Intervention de Éric Ciotti

Réunion du 25 octobre 2016 à 9h30
Commission élargie : finances - affaires étrangères - lois constitutionnelles

Photo issue du site de l'Assemblée nationale ou de WikipediaÉric Ciotti, rapporteur pour avis de la commission des lois constitutionnelles, de la législation et de l'administration générale de la République, pour l'asile :

Ce budget s'inscrit dans un contexte très particulier, marqué notamment par une crise migratoire inédite. J'en résumerai le cadre de manière assez simple : les moyens augmentent, mais les problèmes continuent à s'aggraver.
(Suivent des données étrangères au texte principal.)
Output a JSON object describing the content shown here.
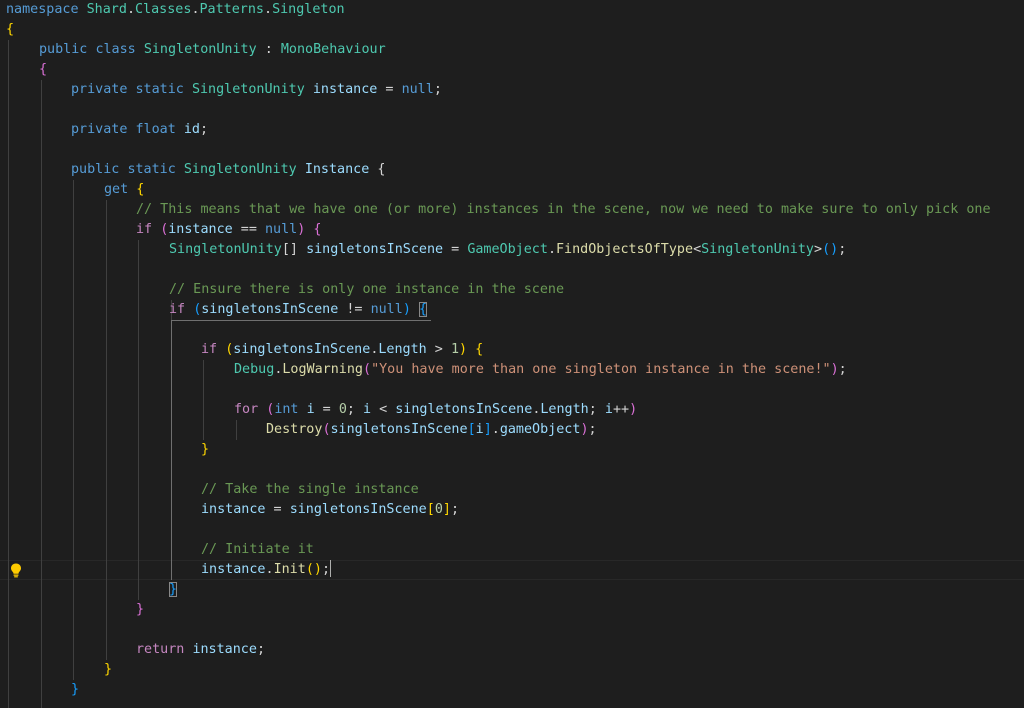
{
  "editor": {
    "colors": {
      "background": "#1e1e1e",
      "keyword": "#569cd6",
      "control_keyword": "#c586c0",
      "type": "#4ec9b0",
      "function": "#dcdcaa",
      "variable": "#9cdcfe",
      "string": "#ce9178",
      "number": "#b5cea8",
      "comment": "#6a9955",
      "bracket_level_1": "#ffd700",
      "bracket_level_2": "#da70d6",
      "bracket_level_3": "#179fff"
    },
    "gutter_icon": "lightbulb-icon",
    "code": {
      "l1": {
        "t1": "namespace",
        "t2": "Shard",
        "t3": ".",
        "t4": "Classes",
        "t5": ".",
        "t6": "Patterns",
        "t7": ".",
        "t8": "Singleton"
      },
      "l2": {
        "t1": "{"
      },
      "l3": {
        "t1": "public",
        "t2": "class",
        "t3": "SingletonUnity",
        "t4": " : ",
        "t5": "MonoBehaviour"
      },
      "l4": {
        "t1": "{"
      },
      "l5": {
        "t1": "private",
        "t2": "static",
        "t3": "SingletonUnity",
        "t4": "instance",
        "t5": " = ",
        "t6": "null",
        "t7": ";"
      },
      "l7": {
        "t1": "private",
        "t2": "float",
        "t3": "id",
        "t4": ";"
      },
      "l9": {
        "t1": "public",
        "t2": "static",
        "t3": "SingletonUnity",
        "t4": "Instance",
        "t5": " {"
      },
      "l10": {
        "t1": "get",
        "t2": "{"
      },
      "l11": {
        "t1": "// This means that we have one (or more) instances in the scene, now we need to make sure to only pick one"
      },
      "l12": {
        "t1": "if",
        "t2": "(",
        "t3": "instance",
        "t4": " == ",
        "t5": "null",
        "t6": ")",
        "t7": "{"
      },
      "l13": {
        "t1": "SingletonUnity",
        "t2": "[] ",
        "t3": "singletonsInScene",
        "t4": " = ",
        "t5": "GameObject",
        "t6": ".",
        "t7": "FindObjectsOfType",
        "t8": "<",
        "t9": "SingletonUnity",
        "t10": ">",
        "t11": "()",
        "t12": ";"
      },
      "l15": {
        "t1": "// Ensure there is only one instance in the scene"
      },
      "l16": {
        "t1": "if",
        "t2": "(",
        "t3": "singletonsInScene",
        "t4": " != ",
        "t5": "null",
        "t6": ")",
        "t7": "{"
      },
      "l18": {
        "t1": "if",
        "t2": "(",
        "t3": "singletonsInScene",
        "t4": ".",
        "t5": "Length",
        "t6": " > ",
        "t7": "1",
        "t8": ")",
        "t9": "{"
      },
      "l19": {
        "t1": "Debug",
        "t2": ".",
        "t3": "LogWarning",
        "t4": "(",
        "t5": "\"You have more than one singleton instance in the scene!\"",
        "t6": ")",
        "t7": ";"
      },
      "l21": {
        "t1": "for",
        "t2": "(",
        "t3": "int",
        "t4": "i",
        "t5": " = ",
        "t6": "0",
        "t7": "; ",
        "t8": "i",
        "t9": " < ",
        "t10": "singletonsInScene",
        "t11": ".",
        "t12": "Length",
        "t13": "; ",
        "t14": "i",
        "t15": "++",
        "t16": ")"
      },
      "l22": {
        "t1": "Destroy",
        "t2": "(",
        "t3": "singletonsInScene",
        "t4": "[",
        "t5": "i",
        "t6": "]",
        "t7": ".",
        "t8": "gameObject",
        "t9": ")",
        "t10": ";"
      },
      "l23": {
        "t1": "}"
      },
      "l25": {
        "t1": "// Take the single instance"
      },
      "l26": {
        "t1": "instance",
        "t2": " = ",
        "t3": "singletonsInScene",
        "t4": "[",
        "t5": "0",
        "t6": "]",
        "t7": ";"
      },
      "l28": {
        "t1": "// Initiate it"
      },
      "l29": {
        "t1": "instance",
        "t2": ".",
        "t3": "Init",
        "t4": "()",
        "t5": ";"
      },
      "l30": {
        "t1": "}"
      },
      "l31": {
        "t1": "}"
      },
      "l33": {
        "t1": "return",
        "t2": "instance",
        "t3": ";"
      },
      "l34": {
        "t1": "}"
      },
      "l35": {
        "t1": "}"
      }
    }
  }
}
Le constat est sans appel, monsieur le ministre : les crédits de paiement inscrits au titre de la politique de l'asile augmentent de 14,8 %, mais ceux-ci ne permettront en rien – je dis bien : en rien – de répondre aux véritables défis que notre pays doit surmonter. Le nombre de demandes d'asile, qui a été de 80 000 en 2015, dépassera en effet probablement 90 000 cette année et 100 000 l'année prochaine. Nous considérons que vous refusez de prendre la mesure de cette réalité et de son aggravation.
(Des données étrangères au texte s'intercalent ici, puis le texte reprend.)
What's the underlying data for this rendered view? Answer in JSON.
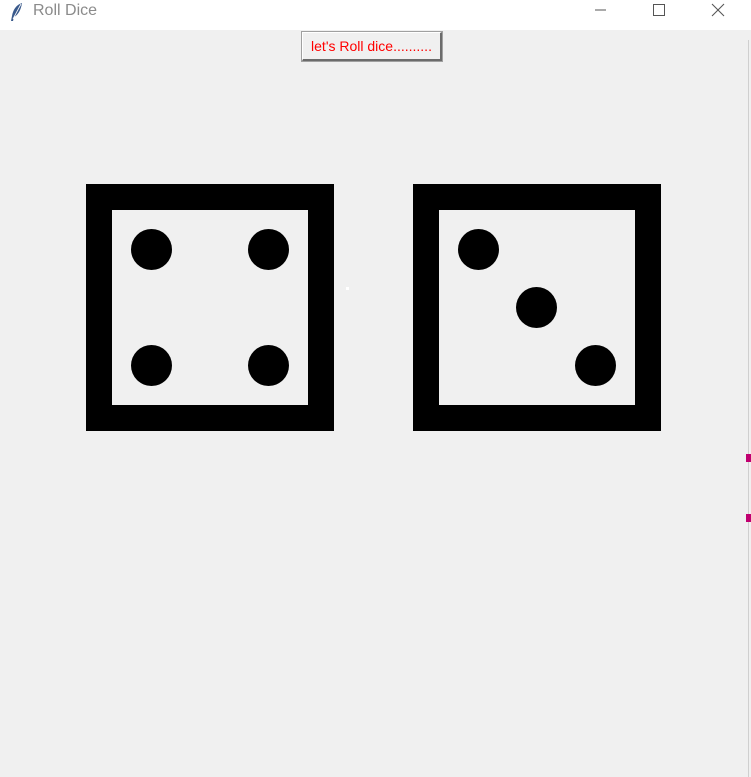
{
  "window": {
    "title": "Roll Dice",
    "icon": "feather-icon",
    "controls": {
      "minimize": "minimize-icon",
      "maximize": "maximize-icon",
      "close": "close-icon"
    }
  },
  "toolbar": {
    "roll_label": "let's Roll dice..........",
    "roll_color": "#ff0000"
  },
  "dice": [
    {
      "value": 4
    },
    {
      "value": 3
    }
  ]
}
Ainsi, le schéma national d'accueil des demandeurs d'asile, arrêté le 21 décembre dernier, est déjà caduc : 60 000 places ont été programmées pour la fin de l'année 2017, alors que le besoin dépasse largement les 100 000 places. De même, votre ambition une nouvelle fois proclamée de réduire le délai de traitement des demandes par l'OFPRA à 90 jours a fait long feu. En 2016, il sera encore de 140 jours au minimum, selon les analyses les plus optimistes. En France, le parcours d'un demandeur d'asile, notamment d'un débouté, est encore trop souvent de cinq ans, avec très peu d'éloignements à l'issue de ce parcours.

Pourtant, réduire ce délai est indispensable, nous le savons, pour empêcher que de futurs déboutés du droit d'asile ne tentent de créer, à la faveur d'interminables procédures, les conditions d'un séjour pérenne en France, phénomène qui a été malheureusement renforcé par les termes de la loi que vous avez fait voter.

J'insiste également sur votre gestion du campement de Calais. Depuis plus de deux ans, vous avez laissé la situation se dégrader, créant un véritable appel d'air pour toute l'immigration irrégulière et transformant cet espace en zone de non-droit et de violence, avec un coût difficilement supportable pour la communauté nationale : autour de 200 millions d'euros pour les années 2015 et 2016, d'après le chiffrage que j'ai fait figurer dans mon rapport. Monsieur le ministre, quelles mesures allez-vous prendre pour sécuriser définitivement la zone de Calais et empêcher qu'un nouveau campement ne s'y constitue dans les prochains jours ou les prochaines semaines ?

Vous avez lancé hier le démantèlement de la jungle. Nous y voyons naturellement un motif de satisfaction, mais nous considérons que les conditions de la réussite de cette opération ne sont pas réunies, compte tenu notamment de l'absence de tout accord avec nos partenaires britanniques. Où en sont les discussions avec le Royaume-Uni sur la gestion des flux migratoires ?

En outre, pouvez-vous expliquer de manière plus détaillée le fonctionnement et le coût des CAO que vous êtes en train de créer sur l'ensemble du territoire national ? Ce coût est estimé à environ 20 millions d'euros pour deux mois. Quel sera-t-il, d'après vos prévisions, pour l'ensemble de l'année 2017 ?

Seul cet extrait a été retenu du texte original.